Ab 2018 sollen die Flexity-Garnituren in Betrieb gehen - mit mehr Platz für Kinderwagen, Rollstühle und schnellerem Ein- und Aussteigen. Insgesamt sollen, je nach Bedarf, bis zu 156 Exemplare geliefert werden.
Wien. Eigentlich geht es ja nur um das Design. Doch bei Dingen, die das Stadtbild über mehrere Jahrzehnte prägen, spielt das natürlich auch eine gewichtige Rolle. Und so wurde am Mittwoch zu einer groß angelegten Präsentation ins Bombardier-Werk in der Donaustadt geladen, um die Optik der neuen Wiener Straßenbahnen zu präsentieren, die ab 2018 in Betrieb gehen sollen. Rot und Weiß werden bei der neuen Generation eine große Rolle spielen. Im Vergleich zur Vorgängergeneration, den von Siemens gebauten ULFs, wird es bei den Flexity-Garnituren außen etwas weniger Grau geben.
„Evolution statt Revolution“ sagt Wiener-Linien-Geschäftsführer Günter Steinbauer dazu. Auch innen lehnt sich die Optik an jene der bisherigen Niederflurstraßenbahnen an. Also rote Sitze, gelbe Haltestangen und graue Böden und Wände. „Nicht blütenweiß“, wie Steinbauer meint, „wegen der Reinigung.
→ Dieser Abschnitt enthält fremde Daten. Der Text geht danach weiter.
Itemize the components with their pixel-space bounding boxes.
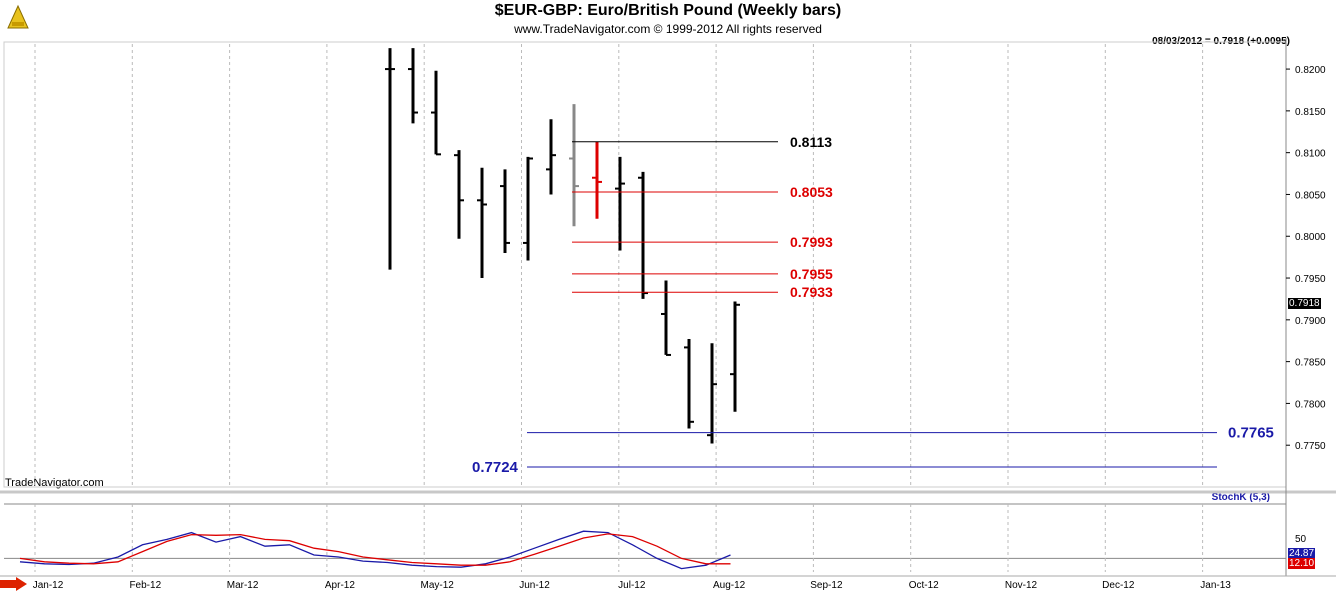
stoch-k-line (19, 530, 731, 570)
month-tick-label: Jan-13 (1200, 580, 1231, 591)
level-label: 0.7765 (1228, 425, 1274, 442)
level-label: 0.8113 (790, 134, 832, 150)
stoch-k-value-badge: 24.87 (1288, 548, 1316, 560)
month-tick-label: Apr-12 (325, 580, 355, 591)
month-tick-label: Jan-12 (33, 580, 64, 591)
level-label: 0.7955 (790, 266, 833, 282)
price-tick-label: 0.7750 (1295, 441, 1326, 452)
stoch-tick-label: 50 (1295, 534, 1307, 545)
price-tick-label: 0.7950 (1295, 274, 1326, 285)
level-label: 0.8053 (790, 184, 833, 200)
price-tick-label: 0.7800 (1295, 399, 1326, 410)
price-tick-label: 0.7850 (1295, 358, 1326, 369)
month-tick-label: Oct-12 (909, 580, 939, 591)
level-label: 0.7724 (472, 459, 519, 476)
price-tick-label: 0.8100 (1295, 149, 1326, 160)
stoch-d-line (19, 533, 731, 566)
level-label: 0.7933 (790, 284, 833, 300)
price-tick-label: 0.8150 (1295, 107, 1326, 118)
copyright-line: www.TradeNavigator.com © 1999-2012 All r… (514, 22, 822, 36)
stoch-d-value-badge: 12.10 (1288, 557, 1316, 569)
trade-navigator-logo-icon[interactable] (4, 4, 32, 32)
price-panel-frame (3, 41, 1287, 488)
price-tick-label: 0.8050 (1295, 190, 1326, 201)
level-label: 0.7993 (790, 234, 833, 250)
scroll-right-arrow-icon[interactable] (0, 577, 28, 591)
month-tick-label: May-12 (421, 580, 455, 591)
watermark: TradeNavigator.com (5, 477, 104, 489)
month-tick-label: Mar-12 (227, 580, 259, 591)
month-tick-label: Sep-12 (810, 580, 843, 591)
price-tick-label: 0.7900 (1295, 316, 1326, 327)
month-tick-label: Dec-12 (1102, 580, 1135, 591)
month-tick-label: Aug-12 (713, 580, 746, 591)
month-tick-label: Jul-12 (618, 580, 646, 591)
month-tick-label: Jun-12 (519, 580, 550, 591)
chart-title: $EUR-GBP: Euro/British Pound (Weekly bar… (494, 2, 842, 19)
month-tick-label: Nov-12 (1005, 580, 1038, 591)
stoch-panel-label: StochK (5,3) (1211, 492, 1270, 503)
price-tick-label: 0.8200 (1295, 65, 1326, 76)
month-tick-label: Feb-12 (129, 580, 161, 591)
price-tick-label: 0.8000 (1295, 232, 1326, 243)
last-price-badge: 0.7918 (1288, 297, 1321, 309)
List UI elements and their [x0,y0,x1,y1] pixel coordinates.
Aber trotzdem sind es helle, freundliche Farben.“
Sitze für Eltern mit Kind
Neben der wenig überraschenden Farbgestaltung gibt es aber doch einige Details, bei denen sich die neuen Garnituren von den bisherigen Modellen stärker unterscheiden. Das beginnt schon bei der Bestuhlung: Neben den klassischen Zweierbänken gibt es standardmäßig auch Klappsessel und Haltelehnen – dieses System kennt man schon aus einigen neueren Bussen. Ebenfalls schon aus Bussen bekannt sind die etwas breiteren Sitzgelegenheiten, die Steinbauer als Mutter-Kind-Sitze vorstellt – das sind jene Plätze, auf denen man sich in der Intimsphäre gestört fühlt, wenn sich jemand dazuzwängt. Für Menschen mit Kind oder größeren Taschen sollen sie jedoch gut geeignet sein. Und standardmäßig sollen die neuen Straßenbahnen auch mit je zwei Plätzen für Rollstühle und acht für Kinderwagen ausgestattet sein.
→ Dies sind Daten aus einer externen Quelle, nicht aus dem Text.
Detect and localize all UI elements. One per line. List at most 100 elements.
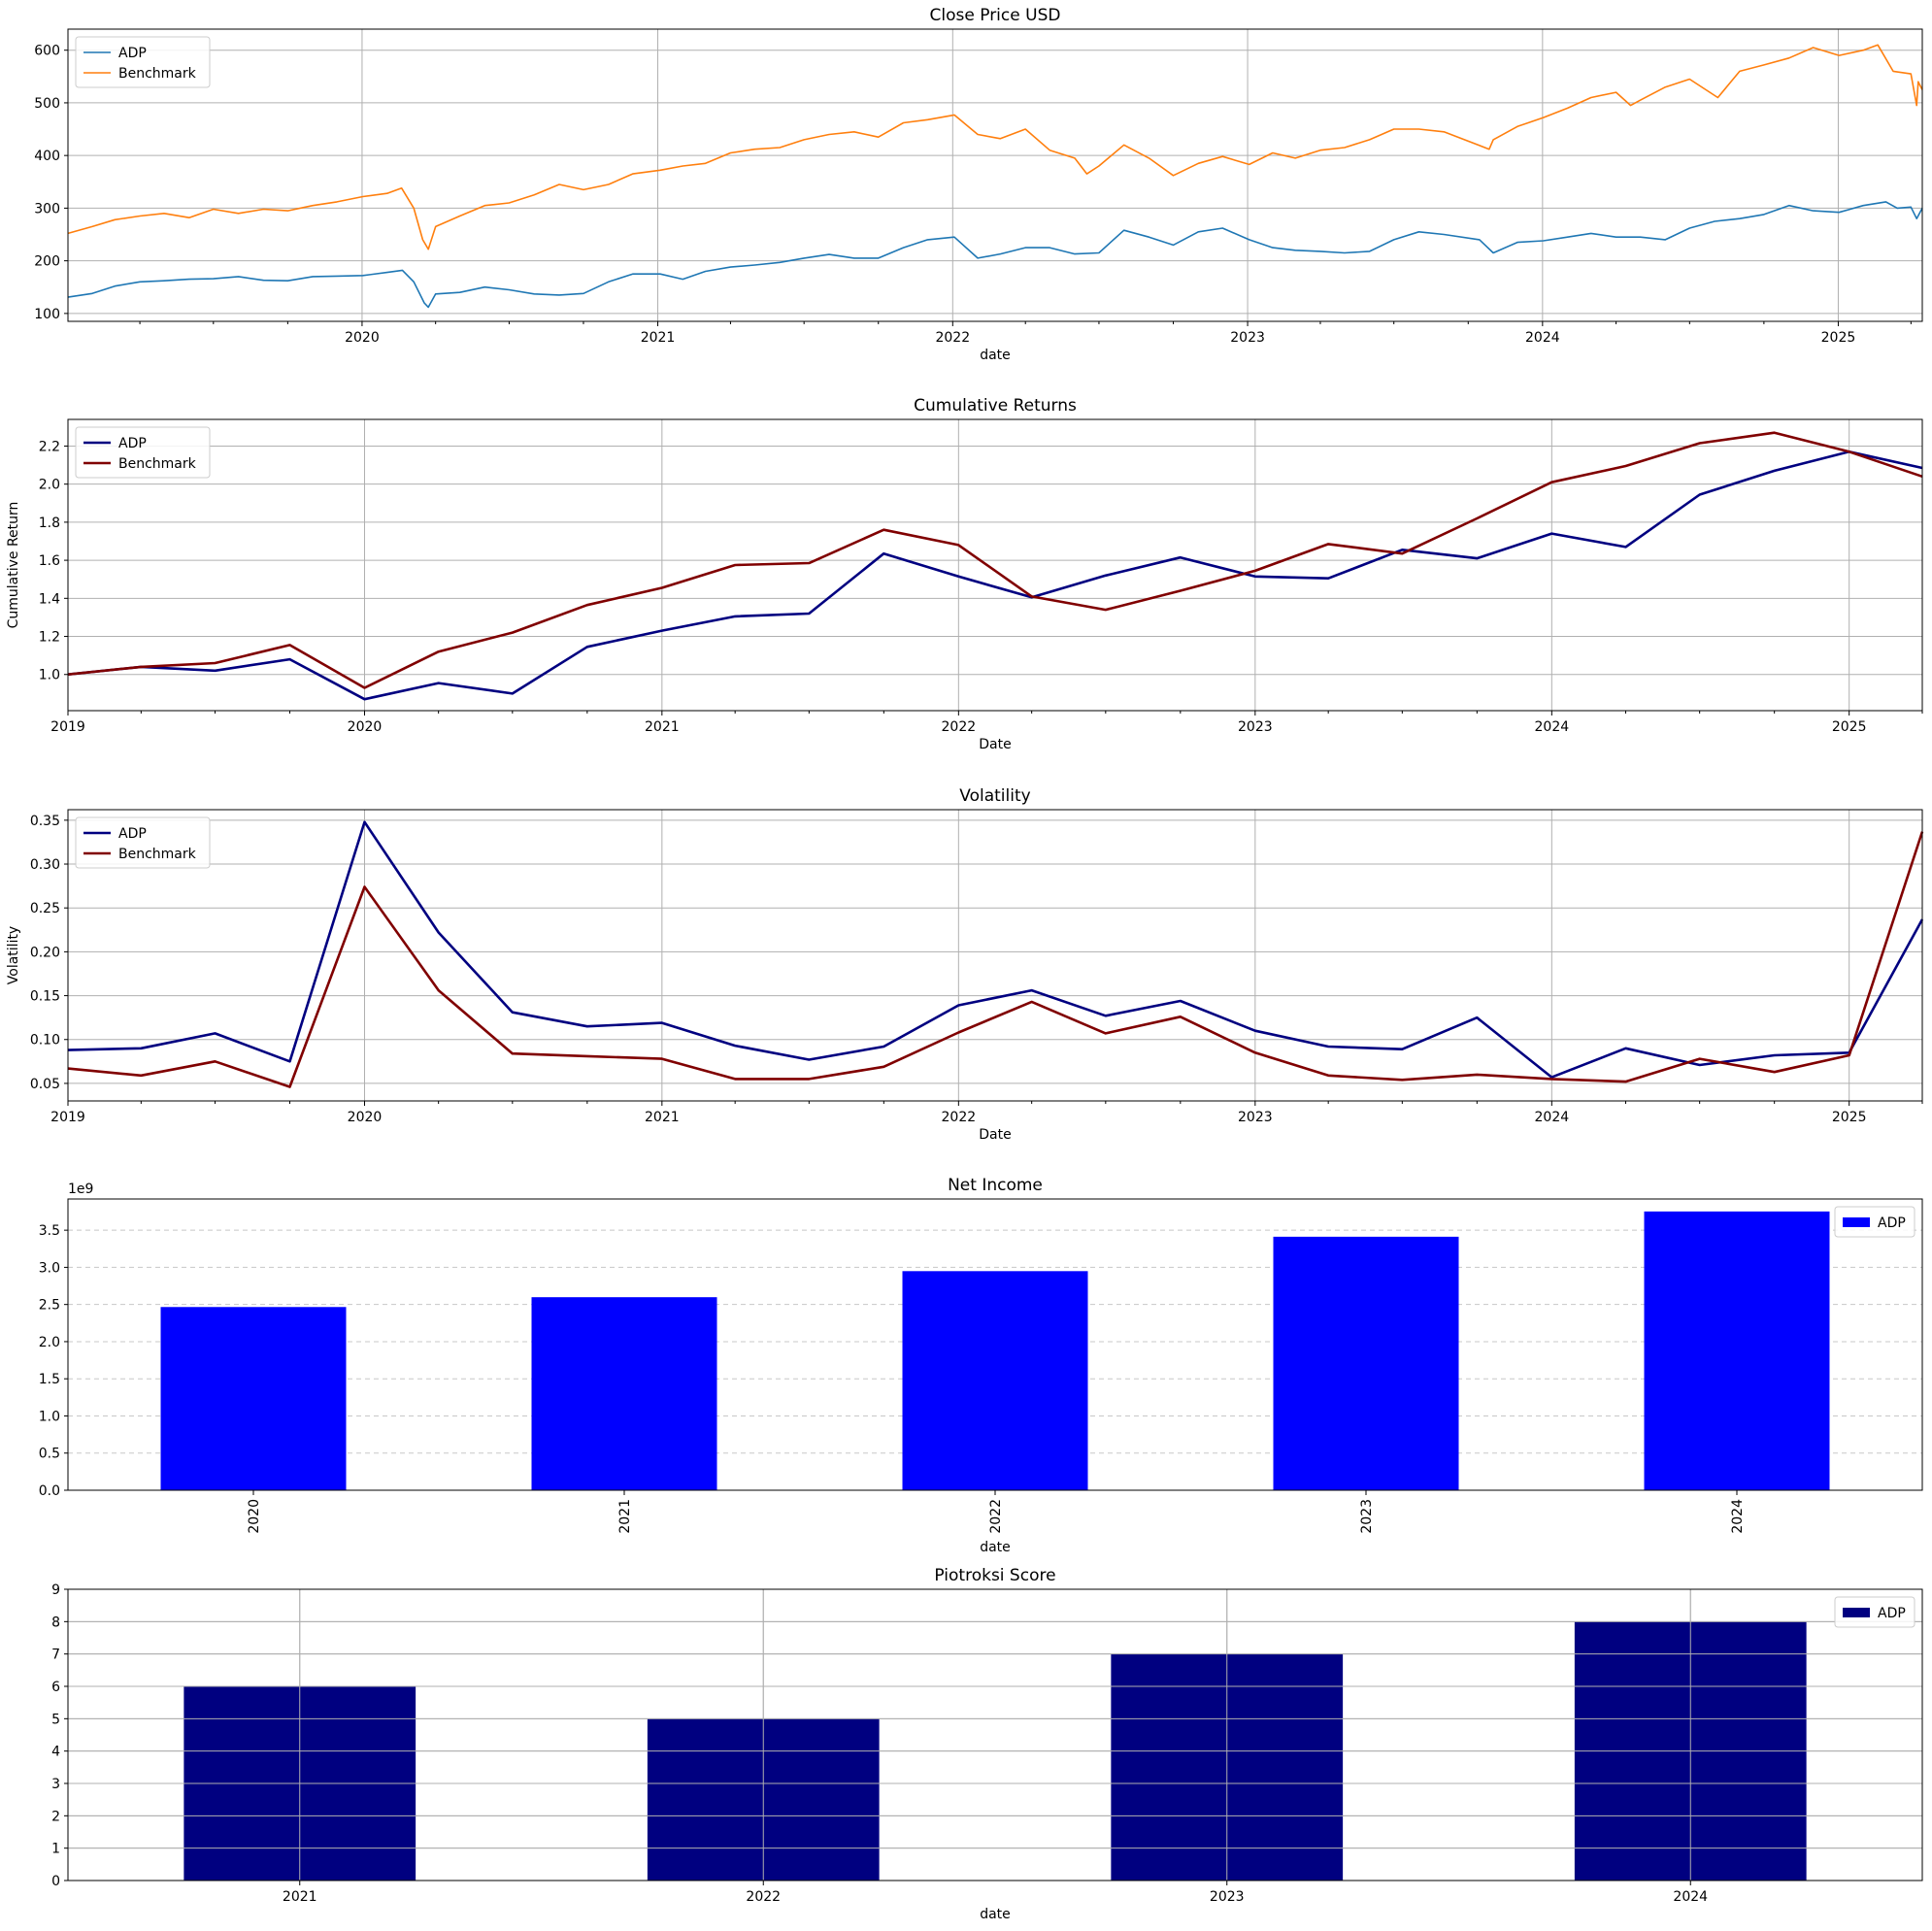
x-tick-label: 2025: [1832, 1110, 1867, 1125]
y-tick-label: 1.5: [39, 1372, 60, 1387]
y-tick-label: 100: [34, 307, 60, 322]
axes-frame: [67, 809, 1923, 1102]
axes-frame: [67, 28, 1923, 322]
y-tick-label: 2.2: [39, 439, 60, 454]
x-tick-label: 2023: [1359, 1499, 1375, 1534]
x-tick-label: 2025: [1821, 330, 1856, 346]
legend-box: [75, 36, 211, 88]
legend-label: ADP: [1878, 1606, 1906, 1621]
x-tick-label: 2024: [1525, 330, 1560, 346]
x-tick-label: 2021: [283, 1889, 317, 1905]
y-tick-label: 1.2: [39, 630, 60, 646]
y-tick-label: 9: [51, 1582, 60, 1598]
y-tick-label: 3.5: [39, 1223, 60, 1239]
legend-label: ADP: [118, 46, 147, 61]
series-line-adp: [67, 449, 1923, 701]
y-tick-label: 2.5: [39, 1298, 60, 1314]
y-tick-label: 1.8: [39, 516, 60, 531]
chart-title: Close Price USD: [930, 6, 1061, 25]
bar-2020: [160, 1307, 347, 1490]
y-tick-label: 0.15: [30, 989, 60, 1005]
x-axis-label: date: [980, 1907, 1011, 1922]
axes-frame: [67, 418, 1923, 712]
chart-netincome: Net Income 0.0 0.5 1.0 1.5 2.0 2.5 3.0 3.5 2020 20…: [39, 1176, 1923, 1555]
x-tick-label: 2022: [942, 719, 977, 735]
legend: ADP Benchmark: [75, 816, 211, 869]
series-line-adp: [67, 201, 1923, 309]
series-line-adp: [67, 820, 1924, 1079]
legend: ADP Benchmark: [75, 426, 211, 479]
y-tick-label: 0.05: [30, 1077, 60, 1092]
y-tick-label: 500: [34, 96, 60, 112]
chart-piotroski: Piotroksi Score 0 1 2 3 4 5 6 7 8 9 2021 2022 2023 202…: [51, 1566, 1923, 1922]
y-tick-label: 0.5: [39, 1447, 60, 1462]
x-tick-label: 2024: [1535, 719, 1570, 735]
bar-2022: [902, 1271, 1088, 1490]
chart-title: Piotroksi Score: [934, 1566, 1055, 1585]
y-axis-label: Cumulative Return: [6, 502, 21, 629]
y-tick-label: 600: [34, 44, 60, 59]
y-tick-label: 1.0: [39, 1409, 60, 1424]
legend-label: Benchmark: [118, 66, 197, 82]
x-tick-label: 2023: [1210, 1889, 1245, 1905]
series-line-benchmark: [67, 831, 1924, 1088]
legend-label: Benchmark: [118, 456, 197, 472]
y-tick-label: 200: [34, 254, 60, 270]
x-tick-label: 2020: [345, 330, 380, 346]
chart-title: Cumulative Returns: [914, 396, 1077, 416]
y-tick-label: 300: [34, 201, 60, 216]
x-axis-label: Date: [979, 1127, 1011, 1143]
x-tick-label: 2019: [50, 1110, 85, 1125]
x-tick-label: 2023: [1230, 330, 1265, 346]
legend-box: [75, 816, 211, 869]
axes-frame: [67, 1588, 1923, 1881]
y-tick-label: 5: [51, 1712, 60, 1727]
x-tick-label: 2022: [746, 1889, 781, 1905]
y-tick-label: 2.0: [39, 478, 60, 493]
legend: ADP: [1834, 1206, 1915, 1238]
chart-close: Close Price USD 100 200 300 400 500 600 2020 202…: [34, 6, 1923, 363]
y-tick-label: 1.4: [39, 591, 60, 607]
x-tick-label: 2023: [1238, 719, 1273, 735]
x-tick-label: 2020: [348, 719, 383, 735]
y-tick-label: 0.25: [30, 901, 60, 916]
x-tick-label: 2022: [942, 1110, 977, 1125]
series-line-benchmark: [67, 431, 1923, 689]
grid: [68, 29, 1922, 321]
legend-box: [1834, 1596, 1915, 1628]
y-tick-label: 0.30: [30, 857, 60, 873]
x-tick-label: 2020: [348, 1110, 383, 1125]
y-tick-label: 7: [51, 1648, 60, 1663]
x-axis-label: date: [980, 348, 1011, 363]
bar-2023: [1273, 1236, 1459, 1490]
legend-label: ADP: [1878, 1215, 1906, 1231]
x-tick-label: 2023: [1238, 1110, 1273, 1125]
y-tick-label: 0.35: [30, 814, 60, 829]
chart-title: Net Income: [948, 1176, 1043, 1195]
y-tick-label: 2: [51, 1809, 60, 1824]
legend-label: Benchmark: [118, 847, 197, 862]
chart-vol: Volatility 0.05 0.10 0.15 0.20 0.25 0.30 0.35 20…: [6, 786, 1924, 1143]
x-tick-label: 2024: [1535, 1110, 1570, 1125]
x-tick-label: 2021: [645, 1110, 680, 1125]
y-tick-label: 1: [51, 1842, 60, 1857]
y-axis-label: Volatility: [6, 926, 21, 984]
series-line-benchmark: [67, 44, 1923, 250]
chart-cumret: Cumulative Returns 1.0 1.2 1.4 1.6 1.8 2.0 2.2 2…: [6, 396, 1923, 752]
chart-title: Volatility: [959, 786, 1030, 806]
legend: ADP: [1834, 1596, 1915, 1628]
y-tick-label: 0.20: [30, 945, 60, 960]
y-tick-label: 0.0: [39, 1483, 60, 1499]
grid: [67, 810, 1922, 1101]
x-tick-label: 2021: [641, 330, 676, 346]
x-axis-label: date: [980, 1540, 1011, 1555]
legend-swatch-adp: [1843, 1608, 1870, 1617]
y-tick-label: 3.0: [39, 1260, 60, 1276]
legend-box: [75, 426, 211, 479]
y-tick-label: 400: [34, 149, 60, 164]
x-tick-label: 2022: [988, 1499, 1004, 1534]
y-tick-label: 1.6: [39, 553, 60, 569]
x-tick-label: 2021: [617, 1499, 633, 1534]
legend-box: [1834, 1206, 1915, 1238]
Was die Barrierefreiheit angeht, liegt die neue Generation in einem ähnlichen Bereich wie der ULF. Die Einstiegshöhe beträgt 215 Millimeter – beim ULF liegt sie laut Auskunft der Wiener Linien im Sommer bei 210, im Winter dagegen bei 250 Millimetern. Insgesamt soll die neue Garnitur 211 Passagiere fassen, für 62 soll es auch Sitzplätze geben. Zum Vergleich: Der ULF in der langen Ausführung hat 66 Sitzplätze bei einem Fassungsvermögen von 207 Passagieren. Und je nach der Anzahl der mitfahrenden Passagiere soll in den neuen Zügen die Klimaanlage ihre Leistung anpassen – damit man weder schwitzt noch friert.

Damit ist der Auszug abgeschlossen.